Grand Rounds July 26, 2024: Interventions for Optimization of Guideline-Directed Medical Therapy for Heart Failure (Gregg C. Fonarow, MD, FACC, FAHA, FHFSA)

Speaker

Gregg C. Fonarow, MD, FACC, FAHA, FHFSA
Eliot Corday Professor of Cardiovascular Medicine and Science
Director, Ahmanson-UCLA Cardiomyopathy Center
Codirector, UCLA Preventative Cardiology Program
UCLA Division of Cardiology

Keywords

Heart failure; HFrEF; guideline-directed medical therapy; implementation; systematic review

Key Points

  • Despite the availability of effective therapies for heart failure (HF), a large number of eligible patients are not receiving one or more evidence-based, guideline-recommended therapies. This implementation gap has stymied improvements in morbidity and mortality.
  • The benefits of evidence-based heart failure medications are cumulative. If all therapies are used, there is a relative risk reduction of 74.0% and an absolute risk reduction of 25.9%. Simultaneous or rapid initiation of therapies reduces HF hospitalizations, rehospitalizations, and mortality.
  • Reasons for underutilization of Guideline-Directed Medical Therapy (GDMT) for heart failure include a lack of systems to reliably implement therapies; gaps in knowledge and awareness of guidelines; therapeutic inertia; and insufficient urgency.
  • Dr. Fonarow’s team conducted a systematic review of interventions for the optimization of GDMT, including 28 randomized clinical trials with an aggregate sample of over 19,000 patients. They found that the initiatives that used interdisciplinary teams, largely comprised of nurses and pharmacists, most consistently led to improvements in GDMT. Clinician education, electronic health record initiatives, and patient interventions, on the other hand, resulted in no or modest improvements in GDMT.
  • Implementation of GDMT needs to improve in all clinical settings. Programs that successfully implement GDMT often have access to current and accurate data on treatment outcomes; administrative and clinician support; use care maps and pathways; and use data to provide feedback. There is also a need for further implementation science innovation and testing.

 

Discussion Themes

– Do you still see lack of education as a major problem that needs to be approached differently, or should we really be focusing on something else? I do think it need to be further studied. I think our educational efforts around the clinician need to center on the really practical aspects, on what the common pitfalls are in trying to apply and uptitrate these medications. Interdisciplinary teams and cross-discipline education are critically important. [The study results] don’t mean that education shouldn’t be part of further interventions, but I think we need to look at what’s truly going to see a meaningful increase in medication titration and persistence of GDMT.

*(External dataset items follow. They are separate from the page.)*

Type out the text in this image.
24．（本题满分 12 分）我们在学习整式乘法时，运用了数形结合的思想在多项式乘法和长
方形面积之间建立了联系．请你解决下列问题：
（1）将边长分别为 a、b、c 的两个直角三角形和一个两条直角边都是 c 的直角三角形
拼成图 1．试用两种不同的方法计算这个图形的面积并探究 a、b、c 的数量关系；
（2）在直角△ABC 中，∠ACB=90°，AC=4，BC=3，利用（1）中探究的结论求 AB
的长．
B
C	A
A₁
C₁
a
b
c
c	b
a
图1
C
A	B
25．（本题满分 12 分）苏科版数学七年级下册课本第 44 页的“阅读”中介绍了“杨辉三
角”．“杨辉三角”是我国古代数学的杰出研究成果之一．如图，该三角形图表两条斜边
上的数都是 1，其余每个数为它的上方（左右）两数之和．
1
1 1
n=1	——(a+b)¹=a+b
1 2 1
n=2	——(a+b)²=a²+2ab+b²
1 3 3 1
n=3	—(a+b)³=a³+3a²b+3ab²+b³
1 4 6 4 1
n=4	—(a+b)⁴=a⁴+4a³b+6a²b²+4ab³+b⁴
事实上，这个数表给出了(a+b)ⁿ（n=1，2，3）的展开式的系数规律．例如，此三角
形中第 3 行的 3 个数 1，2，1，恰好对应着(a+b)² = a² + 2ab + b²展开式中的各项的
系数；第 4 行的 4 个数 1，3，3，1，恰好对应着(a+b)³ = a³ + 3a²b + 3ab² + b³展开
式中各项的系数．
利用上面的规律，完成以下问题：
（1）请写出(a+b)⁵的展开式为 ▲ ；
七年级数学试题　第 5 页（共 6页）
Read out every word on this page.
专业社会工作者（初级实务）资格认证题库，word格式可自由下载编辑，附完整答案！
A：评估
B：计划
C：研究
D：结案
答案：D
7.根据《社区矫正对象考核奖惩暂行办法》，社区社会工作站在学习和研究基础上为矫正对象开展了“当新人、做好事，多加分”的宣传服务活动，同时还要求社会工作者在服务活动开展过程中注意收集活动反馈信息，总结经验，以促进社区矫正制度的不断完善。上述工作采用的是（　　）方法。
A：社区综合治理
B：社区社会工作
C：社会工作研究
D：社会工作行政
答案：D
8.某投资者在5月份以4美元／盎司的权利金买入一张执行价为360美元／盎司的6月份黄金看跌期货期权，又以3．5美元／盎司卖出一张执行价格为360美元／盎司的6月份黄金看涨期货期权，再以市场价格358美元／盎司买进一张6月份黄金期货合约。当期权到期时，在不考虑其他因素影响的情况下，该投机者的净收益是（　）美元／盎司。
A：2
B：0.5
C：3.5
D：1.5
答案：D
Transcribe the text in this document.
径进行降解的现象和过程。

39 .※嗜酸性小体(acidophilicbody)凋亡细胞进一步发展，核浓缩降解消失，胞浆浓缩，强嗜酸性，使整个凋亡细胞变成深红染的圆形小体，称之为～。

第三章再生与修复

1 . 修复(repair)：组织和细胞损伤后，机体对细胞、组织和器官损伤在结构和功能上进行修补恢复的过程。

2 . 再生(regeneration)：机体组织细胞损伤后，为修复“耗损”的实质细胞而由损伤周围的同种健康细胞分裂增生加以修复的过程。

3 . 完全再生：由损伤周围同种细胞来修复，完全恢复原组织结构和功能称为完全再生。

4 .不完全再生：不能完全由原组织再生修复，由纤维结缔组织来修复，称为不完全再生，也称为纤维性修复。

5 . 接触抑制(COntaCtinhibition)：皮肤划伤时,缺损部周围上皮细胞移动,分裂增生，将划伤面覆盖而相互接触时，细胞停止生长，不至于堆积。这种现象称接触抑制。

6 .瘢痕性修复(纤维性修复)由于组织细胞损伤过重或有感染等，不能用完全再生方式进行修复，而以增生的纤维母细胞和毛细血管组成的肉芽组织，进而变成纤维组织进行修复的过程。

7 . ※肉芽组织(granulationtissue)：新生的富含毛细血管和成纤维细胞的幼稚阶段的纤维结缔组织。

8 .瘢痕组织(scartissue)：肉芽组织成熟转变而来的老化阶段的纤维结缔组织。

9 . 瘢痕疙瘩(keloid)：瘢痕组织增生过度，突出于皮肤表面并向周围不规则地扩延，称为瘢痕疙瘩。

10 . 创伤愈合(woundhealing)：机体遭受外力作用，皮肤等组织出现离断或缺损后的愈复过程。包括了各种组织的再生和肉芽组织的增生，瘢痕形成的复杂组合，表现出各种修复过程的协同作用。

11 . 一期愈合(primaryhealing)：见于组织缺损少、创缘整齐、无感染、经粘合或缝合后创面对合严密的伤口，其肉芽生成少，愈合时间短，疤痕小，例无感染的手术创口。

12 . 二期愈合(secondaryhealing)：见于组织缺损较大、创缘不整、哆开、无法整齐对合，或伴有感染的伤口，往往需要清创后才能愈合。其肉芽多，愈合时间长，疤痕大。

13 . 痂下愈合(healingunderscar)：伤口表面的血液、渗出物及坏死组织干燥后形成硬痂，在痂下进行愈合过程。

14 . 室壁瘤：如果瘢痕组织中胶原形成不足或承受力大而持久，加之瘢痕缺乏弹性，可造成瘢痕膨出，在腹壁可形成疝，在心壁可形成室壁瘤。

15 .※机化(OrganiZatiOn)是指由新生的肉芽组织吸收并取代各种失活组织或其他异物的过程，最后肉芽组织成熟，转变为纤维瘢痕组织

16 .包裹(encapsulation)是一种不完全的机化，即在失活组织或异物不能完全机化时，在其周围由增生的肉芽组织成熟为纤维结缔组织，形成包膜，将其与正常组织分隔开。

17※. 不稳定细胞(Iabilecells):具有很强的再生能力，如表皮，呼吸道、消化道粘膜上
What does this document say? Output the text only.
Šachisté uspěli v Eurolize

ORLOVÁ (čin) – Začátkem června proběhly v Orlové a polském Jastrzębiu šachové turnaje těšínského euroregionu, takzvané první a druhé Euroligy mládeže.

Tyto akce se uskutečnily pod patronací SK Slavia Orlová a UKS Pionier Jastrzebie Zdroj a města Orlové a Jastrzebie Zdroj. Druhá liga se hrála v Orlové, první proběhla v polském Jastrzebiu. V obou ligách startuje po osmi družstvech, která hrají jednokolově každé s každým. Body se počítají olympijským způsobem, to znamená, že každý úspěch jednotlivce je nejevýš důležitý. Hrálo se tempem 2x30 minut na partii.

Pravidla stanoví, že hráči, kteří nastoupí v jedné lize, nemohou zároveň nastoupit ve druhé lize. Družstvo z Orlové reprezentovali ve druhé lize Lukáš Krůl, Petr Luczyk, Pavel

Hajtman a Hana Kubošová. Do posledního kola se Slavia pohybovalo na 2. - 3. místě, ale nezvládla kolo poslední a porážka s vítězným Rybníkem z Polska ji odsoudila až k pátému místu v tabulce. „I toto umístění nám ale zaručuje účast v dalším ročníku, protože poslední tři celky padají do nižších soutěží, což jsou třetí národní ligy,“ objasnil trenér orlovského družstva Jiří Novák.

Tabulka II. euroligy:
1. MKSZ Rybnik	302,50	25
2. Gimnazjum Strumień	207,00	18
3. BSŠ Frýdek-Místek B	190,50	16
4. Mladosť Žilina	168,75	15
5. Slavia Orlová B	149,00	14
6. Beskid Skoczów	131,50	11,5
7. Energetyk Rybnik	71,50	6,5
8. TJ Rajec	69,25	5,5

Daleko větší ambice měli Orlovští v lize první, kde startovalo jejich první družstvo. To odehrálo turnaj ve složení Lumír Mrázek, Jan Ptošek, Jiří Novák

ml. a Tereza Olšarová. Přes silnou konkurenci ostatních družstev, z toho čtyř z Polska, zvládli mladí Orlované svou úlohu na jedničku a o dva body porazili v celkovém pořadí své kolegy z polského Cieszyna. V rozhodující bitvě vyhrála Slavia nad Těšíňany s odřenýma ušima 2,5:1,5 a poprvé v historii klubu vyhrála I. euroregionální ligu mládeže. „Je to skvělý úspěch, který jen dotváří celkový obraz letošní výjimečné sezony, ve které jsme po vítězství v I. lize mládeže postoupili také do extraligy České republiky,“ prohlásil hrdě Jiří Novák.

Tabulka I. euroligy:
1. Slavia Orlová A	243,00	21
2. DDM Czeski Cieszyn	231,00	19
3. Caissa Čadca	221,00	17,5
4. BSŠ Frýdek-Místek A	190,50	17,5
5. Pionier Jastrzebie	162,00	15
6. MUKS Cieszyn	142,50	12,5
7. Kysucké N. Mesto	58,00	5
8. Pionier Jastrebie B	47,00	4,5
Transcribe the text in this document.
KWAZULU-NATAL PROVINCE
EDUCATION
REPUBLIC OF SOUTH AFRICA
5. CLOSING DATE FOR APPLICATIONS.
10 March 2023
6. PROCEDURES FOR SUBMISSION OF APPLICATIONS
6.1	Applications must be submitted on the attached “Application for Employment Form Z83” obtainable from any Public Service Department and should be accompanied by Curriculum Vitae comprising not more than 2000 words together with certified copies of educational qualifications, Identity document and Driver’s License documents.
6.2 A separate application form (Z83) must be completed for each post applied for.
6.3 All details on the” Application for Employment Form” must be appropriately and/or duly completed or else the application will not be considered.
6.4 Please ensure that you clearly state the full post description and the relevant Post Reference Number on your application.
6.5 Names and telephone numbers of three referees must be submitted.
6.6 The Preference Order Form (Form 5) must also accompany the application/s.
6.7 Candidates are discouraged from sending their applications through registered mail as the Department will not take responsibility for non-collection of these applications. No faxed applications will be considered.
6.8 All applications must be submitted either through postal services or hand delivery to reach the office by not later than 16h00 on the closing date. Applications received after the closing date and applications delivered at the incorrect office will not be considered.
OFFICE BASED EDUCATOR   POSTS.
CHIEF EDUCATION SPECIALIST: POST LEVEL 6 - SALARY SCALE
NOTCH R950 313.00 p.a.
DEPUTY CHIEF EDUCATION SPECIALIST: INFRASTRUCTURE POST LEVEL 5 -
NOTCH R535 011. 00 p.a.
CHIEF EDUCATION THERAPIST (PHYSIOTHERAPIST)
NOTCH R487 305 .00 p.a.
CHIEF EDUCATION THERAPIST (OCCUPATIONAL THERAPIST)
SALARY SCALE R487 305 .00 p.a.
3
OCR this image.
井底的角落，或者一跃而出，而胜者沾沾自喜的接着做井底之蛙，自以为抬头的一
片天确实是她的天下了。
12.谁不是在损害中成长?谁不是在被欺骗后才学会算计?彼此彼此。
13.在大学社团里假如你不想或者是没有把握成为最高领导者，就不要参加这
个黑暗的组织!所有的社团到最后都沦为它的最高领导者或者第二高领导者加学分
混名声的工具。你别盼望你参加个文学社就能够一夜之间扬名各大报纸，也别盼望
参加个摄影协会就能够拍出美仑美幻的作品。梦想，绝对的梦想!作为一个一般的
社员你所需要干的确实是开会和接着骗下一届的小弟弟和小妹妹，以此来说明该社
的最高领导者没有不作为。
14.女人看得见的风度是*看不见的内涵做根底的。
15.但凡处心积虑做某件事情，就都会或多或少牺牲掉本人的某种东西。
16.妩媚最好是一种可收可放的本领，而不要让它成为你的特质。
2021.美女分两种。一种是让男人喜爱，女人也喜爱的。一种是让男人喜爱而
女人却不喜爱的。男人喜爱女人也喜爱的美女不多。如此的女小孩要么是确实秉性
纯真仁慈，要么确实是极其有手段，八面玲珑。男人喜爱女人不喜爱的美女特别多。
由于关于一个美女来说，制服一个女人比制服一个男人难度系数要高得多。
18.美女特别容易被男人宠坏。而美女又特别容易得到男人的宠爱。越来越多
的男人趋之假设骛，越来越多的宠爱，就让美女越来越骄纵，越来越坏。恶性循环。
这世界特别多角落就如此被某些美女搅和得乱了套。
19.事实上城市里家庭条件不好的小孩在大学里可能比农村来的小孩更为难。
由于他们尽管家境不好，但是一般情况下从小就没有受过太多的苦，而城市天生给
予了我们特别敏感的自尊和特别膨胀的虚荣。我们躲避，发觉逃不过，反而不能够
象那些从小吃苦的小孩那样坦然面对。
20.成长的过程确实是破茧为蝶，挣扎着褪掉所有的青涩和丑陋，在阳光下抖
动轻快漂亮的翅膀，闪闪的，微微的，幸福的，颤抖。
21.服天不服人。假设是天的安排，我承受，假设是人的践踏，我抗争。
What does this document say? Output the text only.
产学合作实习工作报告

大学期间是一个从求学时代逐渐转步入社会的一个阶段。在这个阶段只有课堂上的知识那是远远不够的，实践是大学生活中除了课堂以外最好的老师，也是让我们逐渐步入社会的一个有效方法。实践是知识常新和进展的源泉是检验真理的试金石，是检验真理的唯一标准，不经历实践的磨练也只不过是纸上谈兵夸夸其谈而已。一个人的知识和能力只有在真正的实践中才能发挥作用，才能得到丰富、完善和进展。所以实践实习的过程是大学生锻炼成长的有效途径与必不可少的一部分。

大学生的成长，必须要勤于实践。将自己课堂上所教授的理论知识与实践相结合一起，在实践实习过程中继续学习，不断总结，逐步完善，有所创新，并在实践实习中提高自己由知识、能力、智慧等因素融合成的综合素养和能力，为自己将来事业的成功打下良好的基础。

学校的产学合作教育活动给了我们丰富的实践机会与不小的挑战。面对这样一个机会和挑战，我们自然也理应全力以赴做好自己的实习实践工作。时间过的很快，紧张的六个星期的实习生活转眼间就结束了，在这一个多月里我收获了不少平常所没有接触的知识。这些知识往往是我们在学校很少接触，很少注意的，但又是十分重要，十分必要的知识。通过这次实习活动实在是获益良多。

The polypill could address some of the clinical inertia issues and patient resistance. Patients hate it when you keep adding on four different medications and you’re increasing the doses. Is it being studied in this context? There is work going on, editorials have been written about it, the concept has been laid out. There are small pilot studies that have been done. There are challenges; is titration necessary? You’ll need a series of polypills to uptitrate, or you’ll get the therapy started and then you’ll bring them together as a polypill. One thing I do want to highlight, though, is that starting medications simultaneously defeats that patient question of, “Why are you adding this extra medication? Are the prior medications not working?” It’s a different mindset upfront: “Here are these four medications you’re going to be on.”